Dunque, lei si trovò in mano i registri dei crimini
di guerra?
«Esattamente, per la prima volta ad un italoamericano fu
consentito di consultare i registri dei crimini di guerra. All’interno
di quei registri trovai il fascicolo sul massacro di Monte Carmignano,
ma era solo una parte, ci volle molto tempo prima di recuperare
tutta la documentazione.Prima informai il Comune di Caiazzo, poi
la magistratura italiana».
Ma l’inchiesta non partì subito, ha dovuto
insistere molto?
«Ci sono voluti molti anni prima che la magistratura
italiana si decidesse a far partire l’inchiesta, io scrissi
a diversi uomini politici, ma nessuno si interessò al caso».

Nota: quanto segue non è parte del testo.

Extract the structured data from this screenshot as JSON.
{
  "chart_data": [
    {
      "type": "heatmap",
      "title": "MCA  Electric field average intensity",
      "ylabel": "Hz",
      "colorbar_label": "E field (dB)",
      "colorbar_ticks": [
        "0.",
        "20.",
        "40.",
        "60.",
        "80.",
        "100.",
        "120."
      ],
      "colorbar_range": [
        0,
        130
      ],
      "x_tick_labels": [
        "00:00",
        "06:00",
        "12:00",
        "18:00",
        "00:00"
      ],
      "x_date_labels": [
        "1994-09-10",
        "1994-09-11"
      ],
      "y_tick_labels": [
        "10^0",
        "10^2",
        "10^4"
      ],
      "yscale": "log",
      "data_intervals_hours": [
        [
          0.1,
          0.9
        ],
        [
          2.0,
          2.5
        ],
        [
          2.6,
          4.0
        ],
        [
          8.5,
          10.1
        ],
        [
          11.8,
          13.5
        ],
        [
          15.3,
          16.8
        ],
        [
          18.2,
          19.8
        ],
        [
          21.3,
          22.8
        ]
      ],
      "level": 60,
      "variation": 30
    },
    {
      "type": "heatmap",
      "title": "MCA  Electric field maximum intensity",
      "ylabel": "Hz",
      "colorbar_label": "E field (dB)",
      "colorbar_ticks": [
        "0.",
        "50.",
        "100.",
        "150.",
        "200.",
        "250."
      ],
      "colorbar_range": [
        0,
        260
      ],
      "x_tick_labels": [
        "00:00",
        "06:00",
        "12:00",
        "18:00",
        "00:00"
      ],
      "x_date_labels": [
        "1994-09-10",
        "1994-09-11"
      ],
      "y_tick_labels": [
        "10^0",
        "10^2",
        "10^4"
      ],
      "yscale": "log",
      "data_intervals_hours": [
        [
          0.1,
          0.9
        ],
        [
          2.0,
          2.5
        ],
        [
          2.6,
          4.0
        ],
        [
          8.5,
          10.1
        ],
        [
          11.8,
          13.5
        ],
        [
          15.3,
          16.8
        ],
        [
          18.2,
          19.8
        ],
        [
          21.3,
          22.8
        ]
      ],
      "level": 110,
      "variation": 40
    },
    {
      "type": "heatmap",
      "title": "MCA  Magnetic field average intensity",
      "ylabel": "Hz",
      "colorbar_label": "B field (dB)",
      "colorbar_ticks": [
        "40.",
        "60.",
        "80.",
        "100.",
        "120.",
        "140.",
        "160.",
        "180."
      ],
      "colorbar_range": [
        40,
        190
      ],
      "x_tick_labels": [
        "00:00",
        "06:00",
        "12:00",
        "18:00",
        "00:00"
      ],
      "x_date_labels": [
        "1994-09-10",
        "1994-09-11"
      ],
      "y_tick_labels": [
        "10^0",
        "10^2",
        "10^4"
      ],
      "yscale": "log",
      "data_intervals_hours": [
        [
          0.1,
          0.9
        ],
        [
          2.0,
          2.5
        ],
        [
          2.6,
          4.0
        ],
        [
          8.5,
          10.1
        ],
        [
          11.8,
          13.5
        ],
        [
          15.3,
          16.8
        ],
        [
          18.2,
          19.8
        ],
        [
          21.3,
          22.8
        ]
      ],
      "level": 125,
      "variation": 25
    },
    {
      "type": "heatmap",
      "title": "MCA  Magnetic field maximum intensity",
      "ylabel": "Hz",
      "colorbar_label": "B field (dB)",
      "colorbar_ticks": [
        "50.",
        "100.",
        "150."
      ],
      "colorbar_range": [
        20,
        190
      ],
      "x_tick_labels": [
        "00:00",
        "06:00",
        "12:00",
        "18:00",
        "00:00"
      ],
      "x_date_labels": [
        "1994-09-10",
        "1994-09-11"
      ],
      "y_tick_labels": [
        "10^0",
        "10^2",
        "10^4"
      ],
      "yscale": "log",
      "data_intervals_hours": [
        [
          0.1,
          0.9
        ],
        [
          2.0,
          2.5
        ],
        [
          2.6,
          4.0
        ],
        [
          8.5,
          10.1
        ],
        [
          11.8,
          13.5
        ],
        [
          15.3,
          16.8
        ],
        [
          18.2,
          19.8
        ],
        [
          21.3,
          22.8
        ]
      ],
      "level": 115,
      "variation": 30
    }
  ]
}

In Italia il responsabile della strage di Caiazzo Wolfgang
Lehing-Emden è stato condannato all’ergastolo in
contumacia, ma non ha scontato la pena perché in Germania
il reato è caduto in prescrizione; che idea si è
fatto di questa vicenda?
«Io sono stato ascoltato dal presidente del Tribunale
di Coblenza e gli ho spiegato le difficoltà che ho incontrato
nel mettere insieme tutti i documenti sulla strage di Caiazzo.
Ma ho avuto l’impressione che in Germania non c’è
stata la volontà di punire questo tipo di reati.

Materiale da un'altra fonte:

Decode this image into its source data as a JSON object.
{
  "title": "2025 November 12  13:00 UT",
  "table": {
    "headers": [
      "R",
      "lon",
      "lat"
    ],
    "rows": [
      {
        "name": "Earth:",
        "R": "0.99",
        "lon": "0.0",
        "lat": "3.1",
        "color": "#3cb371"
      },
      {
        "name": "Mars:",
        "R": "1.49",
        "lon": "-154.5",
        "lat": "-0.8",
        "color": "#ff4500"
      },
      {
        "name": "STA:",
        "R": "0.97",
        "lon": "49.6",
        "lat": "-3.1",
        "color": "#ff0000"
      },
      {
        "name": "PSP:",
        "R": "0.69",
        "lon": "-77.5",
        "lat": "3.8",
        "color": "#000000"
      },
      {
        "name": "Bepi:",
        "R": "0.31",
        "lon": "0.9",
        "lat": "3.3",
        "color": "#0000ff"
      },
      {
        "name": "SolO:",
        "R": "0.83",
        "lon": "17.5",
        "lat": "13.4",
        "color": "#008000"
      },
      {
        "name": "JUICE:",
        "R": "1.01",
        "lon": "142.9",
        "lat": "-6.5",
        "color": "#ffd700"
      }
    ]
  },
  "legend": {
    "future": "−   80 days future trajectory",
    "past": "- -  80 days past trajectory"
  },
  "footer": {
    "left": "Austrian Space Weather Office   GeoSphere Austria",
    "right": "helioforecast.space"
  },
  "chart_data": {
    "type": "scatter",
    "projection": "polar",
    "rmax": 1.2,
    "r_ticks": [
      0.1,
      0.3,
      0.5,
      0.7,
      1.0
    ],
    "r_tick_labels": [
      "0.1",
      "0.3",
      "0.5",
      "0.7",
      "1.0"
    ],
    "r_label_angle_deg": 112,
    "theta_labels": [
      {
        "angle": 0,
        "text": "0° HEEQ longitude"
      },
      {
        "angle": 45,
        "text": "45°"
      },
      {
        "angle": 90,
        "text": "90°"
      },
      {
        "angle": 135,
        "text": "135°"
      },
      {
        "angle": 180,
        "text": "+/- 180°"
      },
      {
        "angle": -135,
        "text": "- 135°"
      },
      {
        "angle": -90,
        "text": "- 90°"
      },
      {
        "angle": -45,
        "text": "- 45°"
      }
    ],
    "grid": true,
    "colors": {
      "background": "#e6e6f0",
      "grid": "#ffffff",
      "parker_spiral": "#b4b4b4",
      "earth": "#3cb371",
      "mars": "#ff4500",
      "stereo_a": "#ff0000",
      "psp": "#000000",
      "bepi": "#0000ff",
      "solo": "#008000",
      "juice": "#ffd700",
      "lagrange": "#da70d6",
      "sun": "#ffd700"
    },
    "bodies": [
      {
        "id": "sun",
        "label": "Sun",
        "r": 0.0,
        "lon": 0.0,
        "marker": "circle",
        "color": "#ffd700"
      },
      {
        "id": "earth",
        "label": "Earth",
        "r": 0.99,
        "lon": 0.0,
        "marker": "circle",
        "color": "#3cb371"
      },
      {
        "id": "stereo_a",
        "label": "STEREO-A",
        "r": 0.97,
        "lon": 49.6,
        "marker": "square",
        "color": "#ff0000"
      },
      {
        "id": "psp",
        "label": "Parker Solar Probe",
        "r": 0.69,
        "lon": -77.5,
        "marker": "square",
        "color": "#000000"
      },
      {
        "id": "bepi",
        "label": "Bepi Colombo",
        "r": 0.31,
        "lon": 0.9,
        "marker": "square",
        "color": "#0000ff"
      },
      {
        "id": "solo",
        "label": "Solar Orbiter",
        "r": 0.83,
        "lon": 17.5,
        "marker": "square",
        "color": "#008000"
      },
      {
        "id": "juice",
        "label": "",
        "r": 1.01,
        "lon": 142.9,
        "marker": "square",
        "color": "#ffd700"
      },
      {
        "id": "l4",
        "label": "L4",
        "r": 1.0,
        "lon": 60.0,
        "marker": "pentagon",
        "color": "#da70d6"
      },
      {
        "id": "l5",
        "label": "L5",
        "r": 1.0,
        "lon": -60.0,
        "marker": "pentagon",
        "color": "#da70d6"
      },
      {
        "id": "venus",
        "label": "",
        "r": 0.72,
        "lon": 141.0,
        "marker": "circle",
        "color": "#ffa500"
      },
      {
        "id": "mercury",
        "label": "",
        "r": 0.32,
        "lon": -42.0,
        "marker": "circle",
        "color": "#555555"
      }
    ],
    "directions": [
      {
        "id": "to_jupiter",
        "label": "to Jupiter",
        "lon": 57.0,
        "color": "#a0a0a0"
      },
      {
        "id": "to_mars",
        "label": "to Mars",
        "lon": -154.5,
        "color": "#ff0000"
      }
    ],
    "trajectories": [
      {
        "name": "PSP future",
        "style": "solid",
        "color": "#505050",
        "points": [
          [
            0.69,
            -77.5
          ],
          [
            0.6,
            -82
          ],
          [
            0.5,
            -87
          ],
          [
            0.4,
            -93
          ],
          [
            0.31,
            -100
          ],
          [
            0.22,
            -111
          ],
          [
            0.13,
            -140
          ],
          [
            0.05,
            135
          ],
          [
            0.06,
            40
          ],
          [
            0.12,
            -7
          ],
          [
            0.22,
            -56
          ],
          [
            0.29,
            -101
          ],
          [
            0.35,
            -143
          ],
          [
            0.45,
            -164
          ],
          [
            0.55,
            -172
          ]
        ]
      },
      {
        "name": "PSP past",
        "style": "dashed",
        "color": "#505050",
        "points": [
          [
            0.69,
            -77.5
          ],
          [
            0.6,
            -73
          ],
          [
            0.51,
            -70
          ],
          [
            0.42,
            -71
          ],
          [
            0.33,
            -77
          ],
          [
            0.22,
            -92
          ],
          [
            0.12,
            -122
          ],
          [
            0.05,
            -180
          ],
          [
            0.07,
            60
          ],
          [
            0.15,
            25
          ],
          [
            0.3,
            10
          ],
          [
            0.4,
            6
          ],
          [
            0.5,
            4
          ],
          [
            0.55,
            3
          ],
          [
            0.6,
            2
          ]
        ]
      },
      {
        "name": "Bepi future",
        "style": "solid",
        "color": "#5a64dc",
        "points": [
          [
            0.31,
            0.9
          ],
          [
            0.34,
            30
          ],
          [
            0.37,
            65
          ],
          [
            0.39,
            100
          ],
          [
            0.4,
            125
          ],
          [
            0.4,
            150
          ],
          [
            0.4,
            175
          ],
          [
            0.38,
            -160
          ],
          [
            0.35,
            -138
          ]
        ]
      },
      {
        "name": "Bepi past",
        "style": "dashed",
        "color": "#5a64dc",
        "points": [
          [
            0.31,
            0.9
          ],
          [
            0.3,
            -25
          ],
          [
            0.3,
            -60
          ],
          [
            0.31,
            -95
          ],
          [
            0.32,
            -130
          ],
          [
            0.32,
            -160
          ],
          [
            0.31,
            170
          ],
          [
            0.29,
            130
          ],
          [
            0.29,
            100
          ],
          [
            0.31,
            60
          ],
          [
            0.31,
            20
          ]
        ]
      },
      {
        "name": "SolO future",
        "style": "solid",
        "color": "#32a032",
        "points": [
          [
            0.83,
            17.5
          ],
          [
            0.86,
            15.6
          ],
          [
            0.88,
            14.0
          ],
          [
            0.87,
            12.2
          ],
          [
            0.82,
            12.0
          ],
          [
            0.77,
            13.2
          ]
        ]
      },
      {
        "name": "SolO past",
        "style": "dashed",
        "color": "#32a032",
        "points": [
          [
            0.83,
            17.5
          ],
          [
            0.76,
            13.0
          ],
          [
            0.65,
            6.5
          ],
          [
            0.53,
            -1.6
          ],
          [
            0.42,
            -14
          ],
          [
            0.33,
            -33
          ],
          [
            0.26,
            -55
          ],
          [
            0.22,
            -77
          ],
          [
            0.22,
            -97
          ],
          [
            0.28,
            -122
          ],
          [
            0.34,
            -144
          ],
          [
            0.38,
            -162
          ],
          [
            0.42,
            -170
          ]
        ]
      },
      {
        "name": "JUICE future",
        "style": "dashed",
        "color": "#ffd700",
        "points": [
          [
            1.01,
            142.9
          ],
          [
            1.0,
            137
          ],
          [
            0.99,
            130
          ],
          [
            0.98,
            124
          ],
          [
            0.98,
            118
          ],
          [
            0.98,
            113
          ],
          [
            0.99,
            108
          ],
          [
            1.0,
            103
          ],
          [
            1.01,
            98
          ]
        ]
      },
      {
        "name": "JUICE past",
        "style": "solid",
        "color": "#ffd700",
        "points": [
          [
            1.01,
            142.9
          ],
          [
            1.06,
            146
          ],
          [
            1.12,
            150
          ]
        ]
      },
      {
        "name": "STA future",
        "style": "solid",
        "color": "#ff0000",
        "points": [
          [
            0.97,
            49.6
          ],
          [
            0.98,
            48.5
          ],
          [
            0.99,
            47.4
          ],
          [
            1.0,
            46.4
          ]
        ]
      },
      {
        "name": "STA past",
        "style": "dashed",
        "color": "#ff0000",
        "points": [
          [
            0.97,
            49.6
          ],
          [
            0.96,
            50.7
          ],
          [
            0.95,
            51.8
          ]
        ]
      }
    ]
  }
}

Anche l’Italia poteva fare di più, invece si è
arrivata alla sentenza da parte del Tribunale di Santa Maria Capua
Vetere soltanto nel 1994, esattamente dieci anni fa».
In Italia i fascicoli sui crimini di Guerra sono stati
occultati in un armadio presso la Procura militare di Roma e sono
rimasti sconosciuti per anni fino al 1994, impedendo alla magistratura
di avviare i relativi procedimenti penali. Questo credo sia l’aspetto
più grave, non le pare?
«Certo, ma le dirò di più. Io fornii
per la prima volta la lista di 146 casi di crimini di Guerra investigati
dal P.W.B. c’erano le stragi di Bellona, S.Salvatore Telesina,
Conca Campana ed altri».
Ha informato la magistratura competente per territorio?
«Si, nel caso di San Salvatore Telesina ho addirittura scritto
alla Procura di Benevento ma non ho ricevuto risposta».
Comunque, lei ha avuto il merito di aver tracciato un
percorso importante per far luce sui crimini di Guerra; infatti,
dopo che sono stati trovati i fascicoli presso la Procura militare
i ricercatori hanno compreso che già gli Alleati avevano
redatto diversi rapporti sulle stragi e pertanto, hanno indirizzato
la ricerca negli Stati Uniti e in Inghilterra.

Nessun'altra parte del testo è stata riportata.